This exercise is taken from the site of Queen Mary University of London:
A car park has $n$ spaces, numbered from $1$ to $n$, arranged in a row. $n$ drivers each independently choose a favourite parking space in the park. As each driver enters the park, he drives to his favourite space. If it is empty, he parks there. Otherwise, he continues along the line and parks in the first free space. If all spaces between his favourite and $n$ are taken, he leaves in disgust.
Show that, out of the $n^n$ choices of favourite spaces that the drivers can make, just $(n+1)^{n-1}$ lead to all drivers parking successfully.
Now, my question is whether my (attempt of ) solution is wrong and what a different approach could be.
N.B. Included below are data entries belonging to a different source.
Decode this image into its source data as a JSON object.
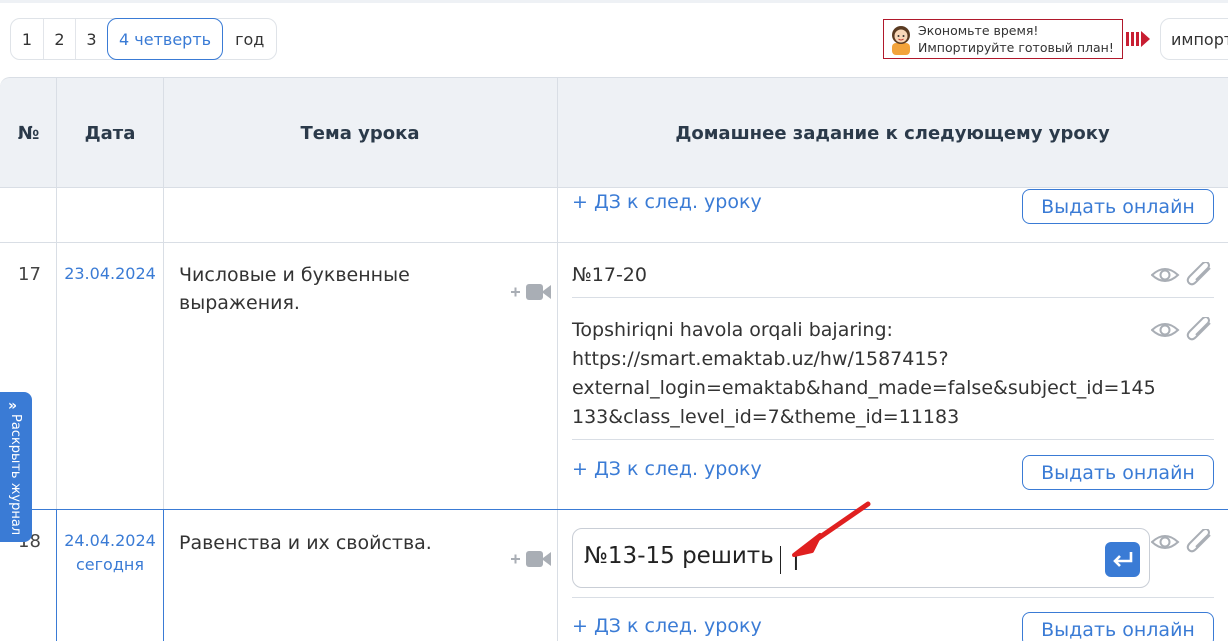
{
  "tabs": [
    {
      "label": "1"
    },
    {
      "label": "2"
    },
    {
      "label": "3"
    },
    {
      "label": "4 четверть",
      "active": true
    },
    {
      "label": "год"
    }
  ],
  "promo": {
    "line1": "Экономьте время!",
    "line2": "Импортируйте готовый план!",
    "border_color": "#b0182b"
  },
  "import_button": {
    "label": "импорт"
  },
  "table": {
    "headers": {
      "num": "№",
      "date": "Дата",
      "topic": "Тема урока",
      "homework": "Домашнее задание к следующему уроку"
    },
    "prev_row": {
      "topic_fragment": "...",
      "add_hw": "+ ДЗ к след. уроку",
      "online": "Выдать онлайн"
    },
    "rows": [
      {
        "num": "17",
        "date": "23.04.2024",
        "topic_line1": "Числовые и буквенные",
        "topic_line2": "выражения.",
        "hw1": "№17-20",
        "hw2_lines": [
          "Topshiriqni havola orqali bajaring:",
          "https://smart.emaktab.uz/hw/1587415?",
          "external_login=emaktab&hand_made=false&subject_id=145",
          "133&class_level_id=7&theme_id=11183"
        ],
        "add_hw": "+ ДЗ к след. уроку",
        "online": "Выдать онлайн"
      },
      {
        "num": "18",
        "date": "24.04.2024",
        "date_note": "сегодня",
        "topic_line1": "Равенства и их свойства.",
        "hw_input_value": "№13-15 решить",
        "add_hw": "+ ДЗ к след. уроку",
        "online": "Выдать онлайн"
      }
    ]
  },
  "side_tab": {
    "label": "Раскрыть журнал"
  },
  "colors": {
    "accent": "#3a7bd5",
    "header_bg": "#eef1f5",
    "annotation_arrow": "#e02020"
  },
  "icons": [
    "eye-icon",
    "paperclip-icon",
    "video-camera-icon",
    "enter-icon",
    "chevron-double-right-icon"
  ]
}
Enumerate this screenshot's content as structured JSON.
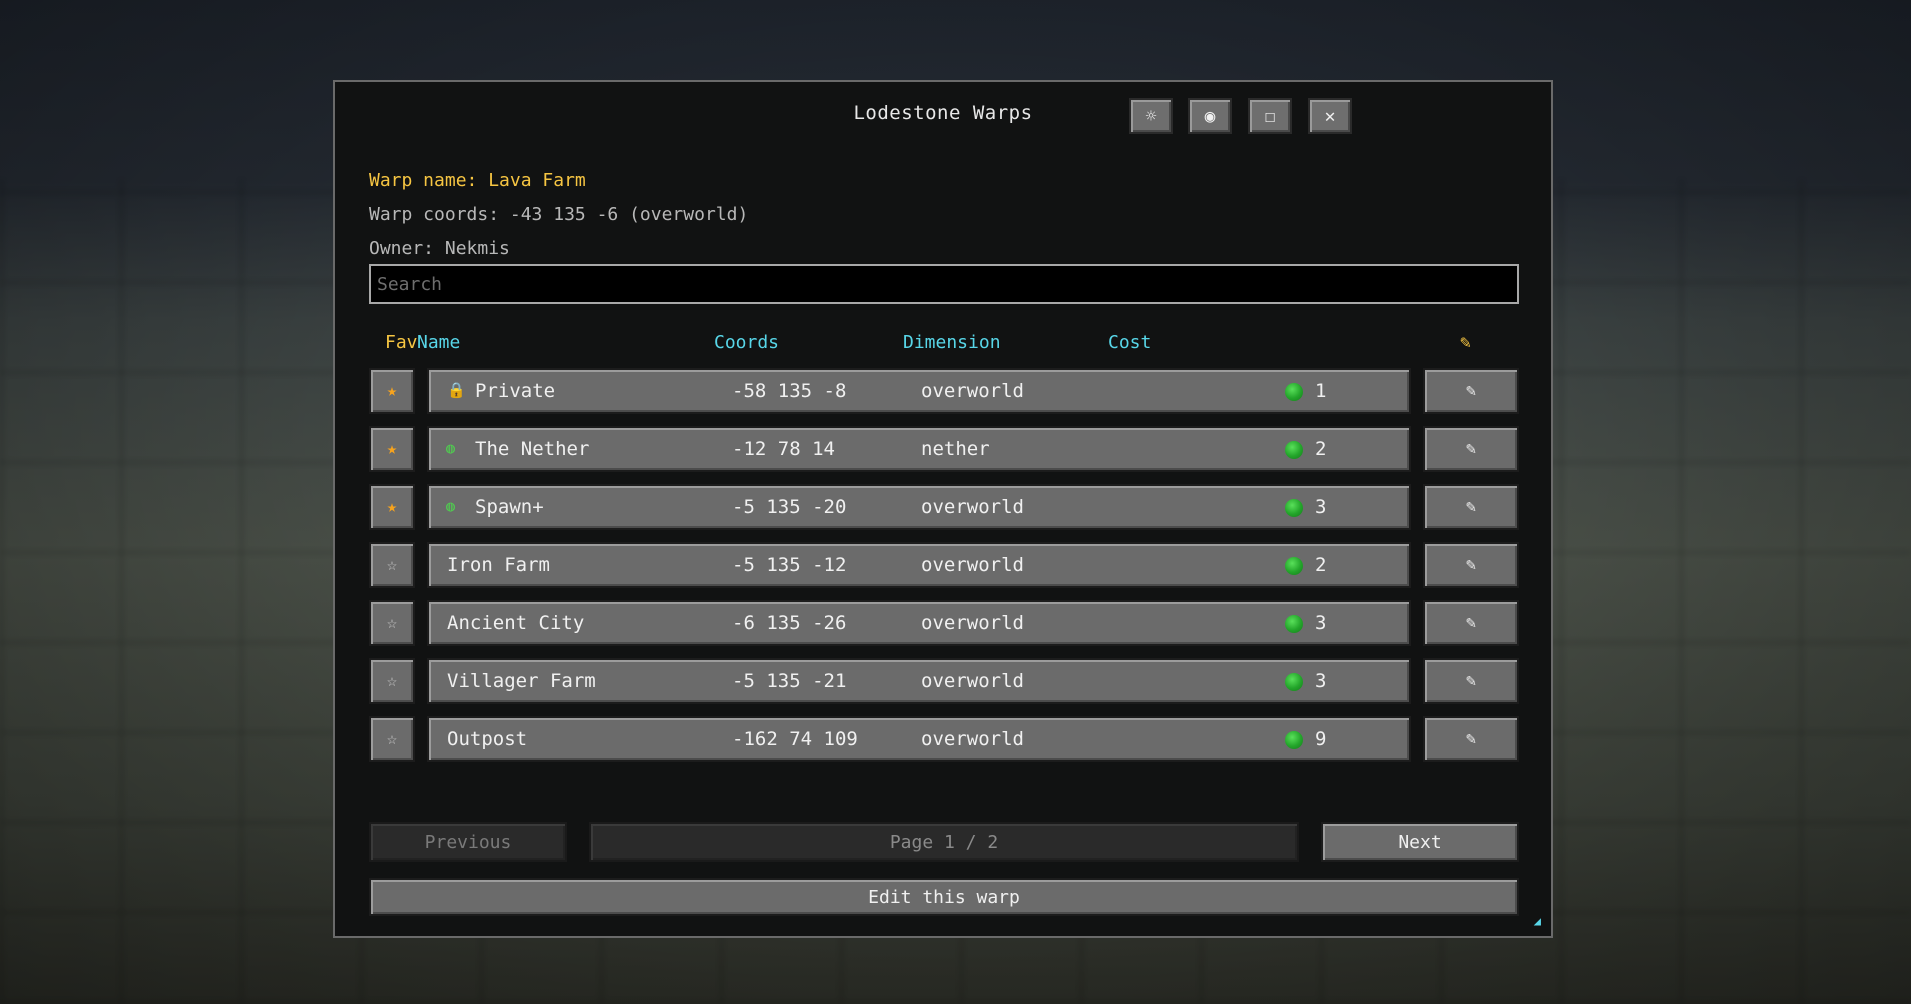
{
  "window": {
    "title": "Lodestone Warps"
  },
  "title_buttons": [
    {
      "name": "settings-icon",
      "glyph": "☼"
    },
    {
      "name": "record-icon",
      "glyph": "◉"
    },
    {
      "name": "maximize-icon",
      "glyph": "☐"
    },
    {
      "name": "close-icon",
      "glyph": "✕"
    }
  ],
  "info": {
    "warp_name": "Warp name: Lava Farm",
    "warp_coords": "Warp coords: -43 135 -6 (overworld)",
    "owner": "Owner: Nekmis"
  },
  "search": {
    "placeholder": "Search",
    "value": ""
  },
  "columns": {
    "fav": "Fav",
    "name": "Name",
    "coords": "Coords",
    "dimension": "Dimension",
    "cost": "Cost",
    "edit_glyph": "✎"
  },
  "rows": [
    {
      "fav": true,
      "fav_glyph": "★",
      "icon": "🔒",
      "name": "Private",
      "coords": "-58 135 -8",
      "dimension": "overworld",
      "cost": "1"
    },
    {
      "fav": true,
      "fav_glyph": "★",
      "icon": "◍",
      "name": "The Nether",
      "coords": "-12 78 14",
      "dimension": "nether",
      "cost": "2"
    },
    {
      "fav": true,
      "fav_glyph": "★",
      "icon": "◍",
      "name": "Spawn+",
      "coords": "-5 135 -20",
      "dimension": "overworld",
      "cost": "3"
    },
    {
      "fav": false,
      "fav_glyph": "☆",
      "icon": "",
      "name": "Iron Farm",
      "coords": "-5 135 -12",
      "dimension": "overworld",
      "cost": "2"
    },
    {
      "fav": false,
      "fav_glyph": "☆",
      "icon": "",
      "name": "Ancient City",
      "coords": "-6 135 -26",
      "dimension": "overworld",
      "cost": "3"
    },
    {
      "fav": false,
      "fav_glyph": "☆",
      "icon": "",
      "name": "Villager Farm",
      "coords": "-5 135 -21",
      "dimension": "overworld",
      "cost": "3"
    },
    {
      "fav": false,
      "fav_glyph": "☆",
      "icon": "",
      "name": "Outpost",
      "coords": "-162 74 109",
      "dimension": "overworld",
      "cost": "9"
    }
  ],
  "pagination": {
    "previous": "Previous",
    "page": "Page 1 / 2",
    "next": "Next"
  },
  "actions": {
    "edit_warp": "Edit this warp",
    "resize_glyph": "◢"
  },
  "colors": {
    "accent_yellow": "#f6c542",
    "accent_cyan": "#58d6e8",
    "cost_green": "#23a52a"
  }
}
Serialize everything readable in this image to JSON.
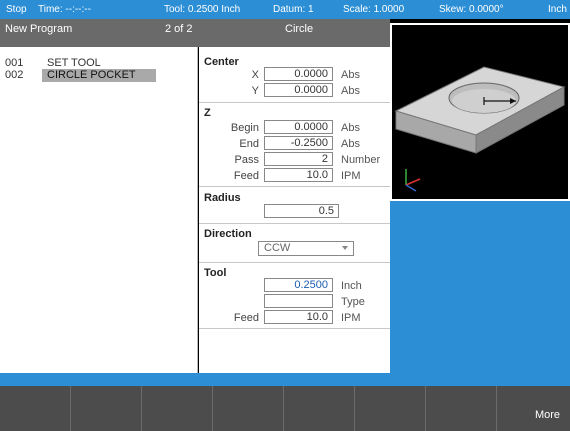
{
  "status": {
    "state": "Stop",
    "time": "Time: --:--:--",
    "tool": "Tool: 0.2500 Inch",
    "datum": "Datum: 1",
    "scale": "Scale: 1.0000",
    "skew": "Skew: 0.0000°",
    "units": "Inch"
  },
  "header": {
    "program": "New Program",
    "position": "2 of 2",
    "step": "Circle"
  },
  "program_list": [
    {
      "num": "001",
      "name": "SET TOOL"
    },
    {
      "num": "002",
      "name": "CIRCLE POCKET"
    }
  ],
  "form": {
    "center": {
      "title": "Center",
      "x_label": "X",
      "x_value": "0.0000",
      "x_unit": "Abs",
      "y_label": "Y",
      "y_value": "0.0000",
      "y_unit": "Abs"
    },
    "z": {
      "title": "Z",
      "begin_label": "Begin",
      "begin_value": "0.0000",
      "begin_unit": "Abs",
      "end_label": "End",
      "end_value": "-0.2500",
      "end_unit": "Abs",
      "pass_label": "Pass",
      "pass_value": "2",
      "pass_unit": "Number",
      "feed_label": "Feed",
      "feed_value": "10.0",
      "feed_unit": "IPM"
    },
    "radius": {
      "title": "Radius",
      "value": "0.5"
    },
    "direction": {
      "title": "Direction",
      "value": "CCW"
    },
    "tool": {
      "title": "Tool",
      "diameter_value": "0.2500",
      "diameter_unit": "Inch",
      "type_value": "",
      "type_unit": "Type",
      "feed_label": "Feed",
      "feed_value": "10.0",
      "feed_unit": "IPM"
    }
  },
  "softkeys": [
    "",
    "",
    "",
    "",
    "",
    "",
    "",
    "More"
  ],
  "colors": {
    "status_blue": "#2c8fd6",
    "header_gray": "#6a6a6a",
    "softkey_gray": "#4c4c4c",
    "selection_gray": "#a9a9a9"
  }
}
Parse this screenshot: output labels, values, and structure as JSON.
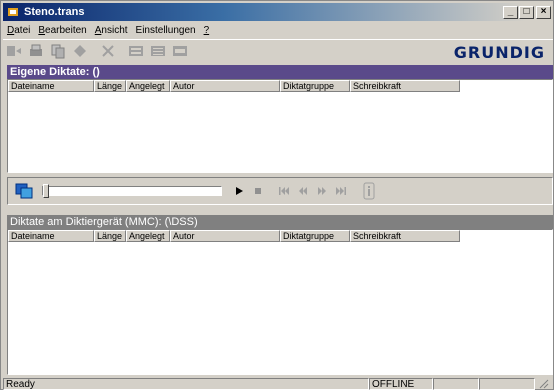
{
  "window": {
    "title": "Steno.trans",
    "min_label": "_",
    "max_label": "□",
    "close_label": "×"
  },
  "menu": {
    "items": [
      {
        "ul": "D",
        "rest": "atei"
      },
      {
        "ul": "B",
        "rest": "earbeiten"
      },
      {
        "ul": "A",
        "rest": "nsicht"
      },
      {
        "ul": "",
        "rest": "Einstellungen"
      },
      {
        "ul": "?",
        "rest": ""
      }
    ]
  },
  "toolbar": {
    "logo": "GRUNDIG"
  },
  "own_dictations": {
    "header": "Eigene Diktate:  ()",
    "columns": [
      "Dateiname",
      "Länge",
      "Angelegt",
      "Autor",
      "Diktatgruppe",
      "Schreibkraft"
    ]
  },
  "player": {
    "position": 0.0
  },
  "device_dictations": {
    "header": "Diktate am Diktiergerät (MMC):  (\\DSS)",
    "columns": [
      "Dateiname",
      "Länge",
      "Angelegt",
      "Autor",
      "Diktatgruppe",
      "Schreibkraft"
    ]
  },
  "status": {
    "text": "Ready",
    "mode": "OFFLINE"
  }
}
Here's my idea: proving the claim by (a kind of) induction. It is easy to verify truthfulness for $n=1$ and $n=2$, so having this base case, we shall prove that if the claim holds for all $1\le n\le k$, then it does also for $n=k+1$.
Let us assume WLOG there is an already established order of appearance of the drivers, since a different order yields the same number of successful choices: it just suffices to swap the drivers. Let us call $d_m$ the space chosen by the $m$-th driver.
Now, consider the cases in which $d_1=1$. By inductive hypothesis, the other drivers have $n^{n-2}$ successful choices. In fact, the same goes for all the other $n-1$ choices of the first driver, so that in total, as a "first outcome", we have $\color\red{n^{n-1}}$ successful choices. We somewhat can do the same reasoning with the second driver, but we must keep in mind that for each of his choices, we have already counted those in which the first driver occupies the other spaces. For example, we need to subtract the successful cases in which at the same time $d_2=1$ and $d_1=2$: that is $(n-1)^{n-2}$. This happens for all the spaces not chosen by the second driver, and so we actually need to subtract $(n-1)^{n-1}$. Finally, letting vary $d_2$ yields the "second outcome" $\color\red{n^{n-1}-n(n-1)^{n-1}}$. And so on, and so on. The final outcome would be the sum of all the red expressions. However I'm afraid no nice power would be a result of this. Is there a mistake in my reasoning?